State Senator Ray Lesniak (D) has been spearheading the charge to argue against the settlement in court in tandem with seven non-profit groups including Clean Water Action, NY/NJ Baykeeper, New Jersey Sierra Club, Delaware Riverkeeper, Environment New Jersey, Natural Resources Defense Council and New Jersey Audubon.
The Linden and Bayonne refineries have been in operation since 1907 when Standard Oil, by way of John D. Rockefeller, broke ground on the operation. Today, evidence shows that at least 600 chemicals have been leached, leaked and dispersed into wetlands and the environment from the facilities over the course of a century.
The proposed $225 million settlement was announced in April of 2015 to a barrage of outraged criticism and media scrutiny. Parties across the board chastised Governor Chris Christie for agreeing to such an infinitesimal number considering the relative magnitude of the damage.
Christie has defended the proposed settlement saying that it would constitute the biggest of its kind ever in the state. Considering Exxon’s wreckage, the Governor’s attempts to justify the extraordinarily low dollar amount have offered little consolation to critics, environmentalists and disturbed citizens who say Exxon should pay a much greater sum — a figure closer to the number arrived at by the assessor.
The state of New Jersey sued Exxon in 2004, and in 2006 the court found the transnational oil giant liable for having harmed the environment and state-owned natural resources. Following an assessment conducted for the state of New Jersey, it was determined that Exxon should pay $2.5 billion for restoration of wetlands surrounding the refineries, and another $6.4 billion for land conservation in other areas to compensate for damages. The total assessment pointed the finger at Exxon to the tune of $8.9 billion, so the agreed upon number of $225 million is 97 percent less than the assessment. When that number was made public last April, it left citizens and environmental groups aghast — even downright outraged at the Governor.
“To allow this arrogant corporation that has so far, with impunity, polluted thousands of acres of New Jersey wetlands and waterways and other natural resources get off the hook with a piddling $225 million settlement for causing billions of dollars of destruction would itself be a crime against all the citizens of our state,” A. Robert Birmelin, a resident of Leonia, told NorthJersey.com.
New Jersey’s acting Attorney General John J. Hoffman is also apparently onboard with the idea of recovering a meager three percent of the total assessed damages, telling the NY Times back in April that the compromise “meets the goals we set for this case, which were to recover an amount certain that fairly and reasonably compensated the state for natural resource damages, and reinforce ExxonMobil’s requirement to clean up.”

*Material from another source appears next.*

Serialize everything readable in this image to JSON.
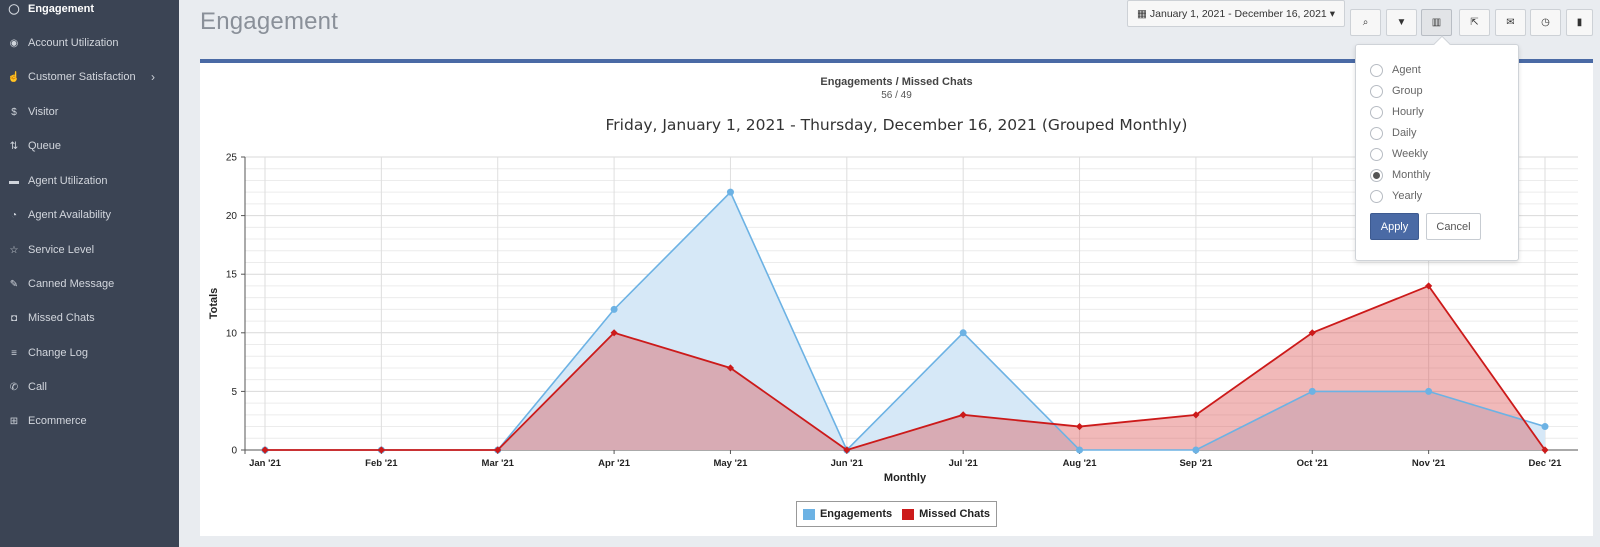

Following the announcement of the proposed settlement this April, the heated issue was opened for a 60 day public comment period. In that timeframe, the state received over 9,000 letters, emails and petitions from New Jersey residents, compelling the governor to rescind the low dollar amount in the deal, and to back out of the arrangement with Exxon entirely.
Regarding the 9,000 pieces of mail sent to the Governor, NorthJersey.com reported it this way:
The letter writers used a plethora of words to describe their dismay at the deal, saying they were “sickened,” “outraged,” “angry,” “appalled” and “livid.” They called the proposed settlement “tragic,” “rotten,” “dirty,” “disgusting,” a “joke,” “immoral,” a “betrayal” “an insult,” a “despicable theft of environmental health” and a “backroom politically motivated deal.” There appeared to be no correspondence in support of the settlement.
Now that the comment period has ended, the settlement is pending court approval, but the seven aforementioned environmental groups have something different in mind — they want Judge Hogan to reject the proposed $225 million settlement.
Critics of the deal were infuriated when at the eleventh hour, the Christie Administration announced the agreement — right before Judge Hogan was about to issue an impending decision in the court case.
The Christie Administration and Exxon have both argued the coalition of groups should not be allowed to intervene at this juncture in an 11-year-old case, while environmentalist contend the proposal is a back-room ripoff to the good tax-paying citizens of New Jersey, and should not be accepted.
It is not uncommon for an American oil refinery to sit there leaking and seeping deadly poisons, on a steady and continual basis, into groundwater and the environment before regulators, the EPA, or anyone else for that matter, does anything to stop it. The massive Chevron El Segundo refinery comes to mind in these regards, where that company — another Standard Oil/Rockefeller offshoot — slowly spilled about 4.5 million gallons of jet fuel into an aquifer at its southern California location.
This time around, citizens in New Jersey are eagerly awaiting Judge Hogan’s announcement. Many in the Garden State feel as if Governor Christie has sold them down the river with the Exxon deal. Now, they look on in hopes that Hogan will choose to allow and listen to the intervening arguments.